E' uno di quei libri che si vorrebbe non finissero mai i "Diecimila e cento giorni" di Claudio Martini, edito da Besa. Ti capita tra le mani e lo leggi d'un fiato, perdendoti in quei nomi che diventano subito uomini e tu li ascolti e li vedi soffrire, gioire, respirare, far l'amore. Destini che s'incrociano e si salvano a vicenda, in un costrutto narrativo di suprema bellezza.

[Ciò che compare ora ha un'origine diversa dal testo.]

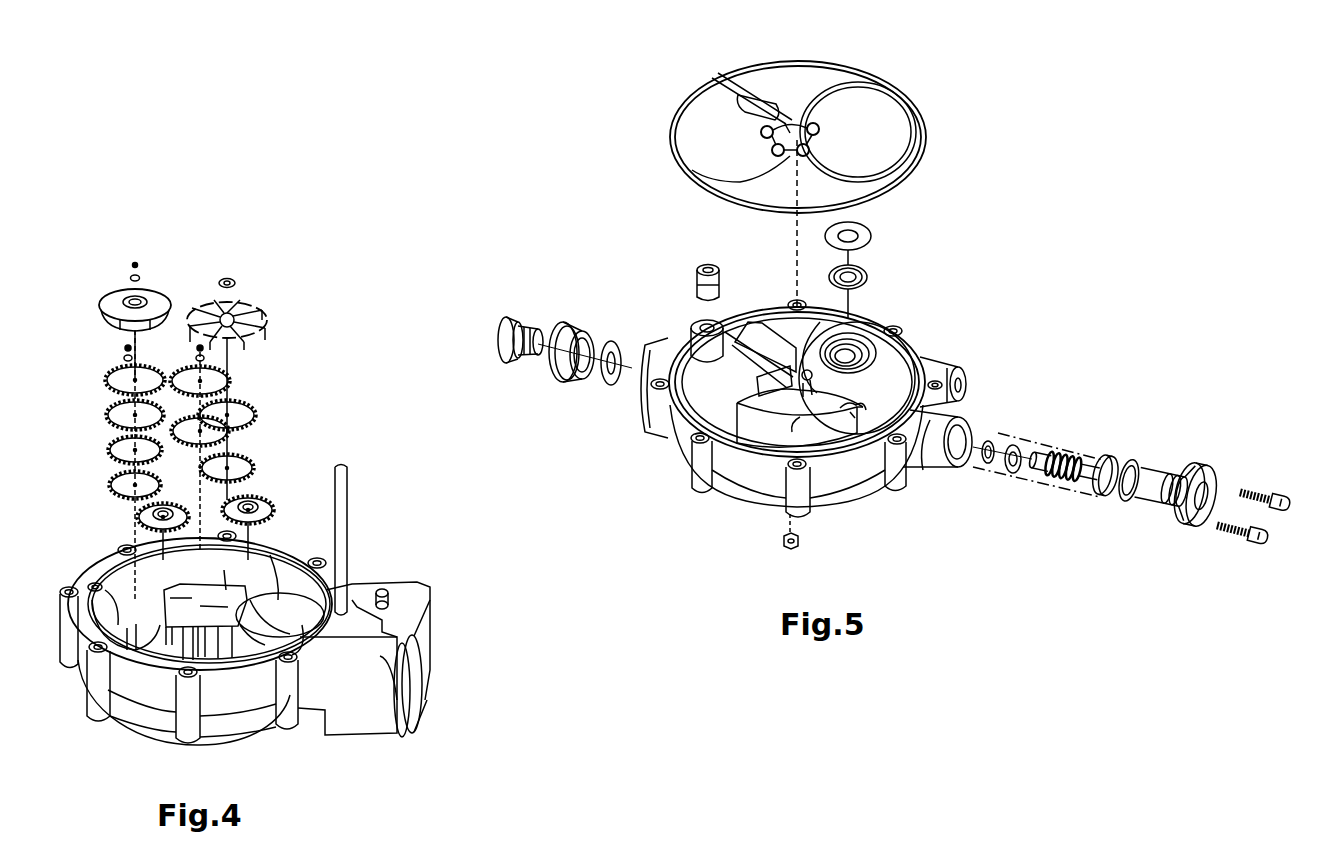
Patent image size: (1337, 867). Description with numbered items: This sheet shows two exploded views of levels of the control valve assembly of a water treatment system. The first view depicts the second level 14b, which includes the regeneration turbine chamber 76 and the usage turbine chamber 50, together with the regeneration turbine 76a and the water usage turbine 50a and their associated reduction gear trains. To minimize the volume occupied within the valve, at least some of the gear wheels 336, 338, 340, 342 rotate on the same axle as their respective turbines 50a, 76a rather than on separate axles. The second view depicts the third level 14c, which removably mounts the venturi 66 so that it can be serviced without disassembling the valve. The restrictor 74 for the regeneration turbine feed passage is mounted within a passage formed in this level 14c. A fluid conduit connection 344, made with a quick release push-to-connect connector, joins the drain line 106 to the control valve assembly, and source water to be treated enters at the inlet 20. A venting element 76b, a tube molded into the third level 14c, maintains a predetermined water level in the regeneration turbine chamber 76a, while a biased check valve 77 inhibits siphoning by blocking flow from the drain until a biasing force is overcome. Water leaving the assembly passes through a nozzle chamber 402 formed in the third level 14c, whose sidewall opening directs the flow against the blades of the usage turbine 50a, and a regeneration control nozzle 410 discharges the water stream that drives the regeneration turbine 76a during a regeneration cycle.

In FIG. 4, the second level 14b is at (97, 731).
In FIG. 5, the third level 14c is at (934, 329).
In FIG. 4, the inlet 20 is at (247, 645).
In FIG. 5, the inlet 20 is at (772, 310).
In FIG. 4, the usage turbine chamber 50 is at (282, 548).
In FIG. 4, the water usage turbine 50a is at (250, 308).
In FIG. 4, the regeneration turbine chamber 76 is at (118, 607).
In FIG. 4, the regeneration turbine 76a is at (119, 298).
In FIG. 5, the venting element 76b is at (681, 298).
In FIG. 5, the check valve 77 is at (706, 265).
In FIG. 4, the gear wheel 336 is at (244, 460).
In FIG. 4, the gear wheel 338 is at (249, 405).
In FIG. 4, the gear wheel 340 is at (107, 414).
In FIG. 4, the gear wheel 342 is at (109, 483).
In FIG. 5, the connection 344 is at (567, 290).
In FIG. 5, the drain line 106 is at (480, 331).
In FIG. 5, the venturi 66 is at (1094, 432).
In FIG. 5, the restrictor 74 is at (800, 542).
In FIG. 5, the nozzle chamber 402 is at (800, 417).
In FIG. 5, the regeneration control nozzle 410 is at (693, 436).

Ci sono immagini che s'imprimono nitide e vere nella mente, mentre insegui il tuo cuore rapito dalle storie. Storie di uomini. Storie che vengono fuori in una sorta di "stream of consciousness", in cui più che la cronologia conta il tempo interiore, che ti porta direttamente dentro le porte delle loro case e ti dischiude l'universo dell'anima. Fotogrammi sospesi tra un'Italia che si chiude dietro un perbenismo di facciata e cela solo irriguardose marginalità ed un'America Latina che grida la sua libertà con fierezza sconcertante, mentre è ancora oppressa da un macigno sul cuore che non la fa respirare.
Lo psicologo di origini tarantine, che ha una lunga esperienza di lavoro all'estero, proprio in America Latina, scrive di Perù, Nicaragua, Messico, Kosovo, Italia con la penna guizzante di una grande intelligenza che, come lama, squarcia la cortina dell'indifferenza dei tanti.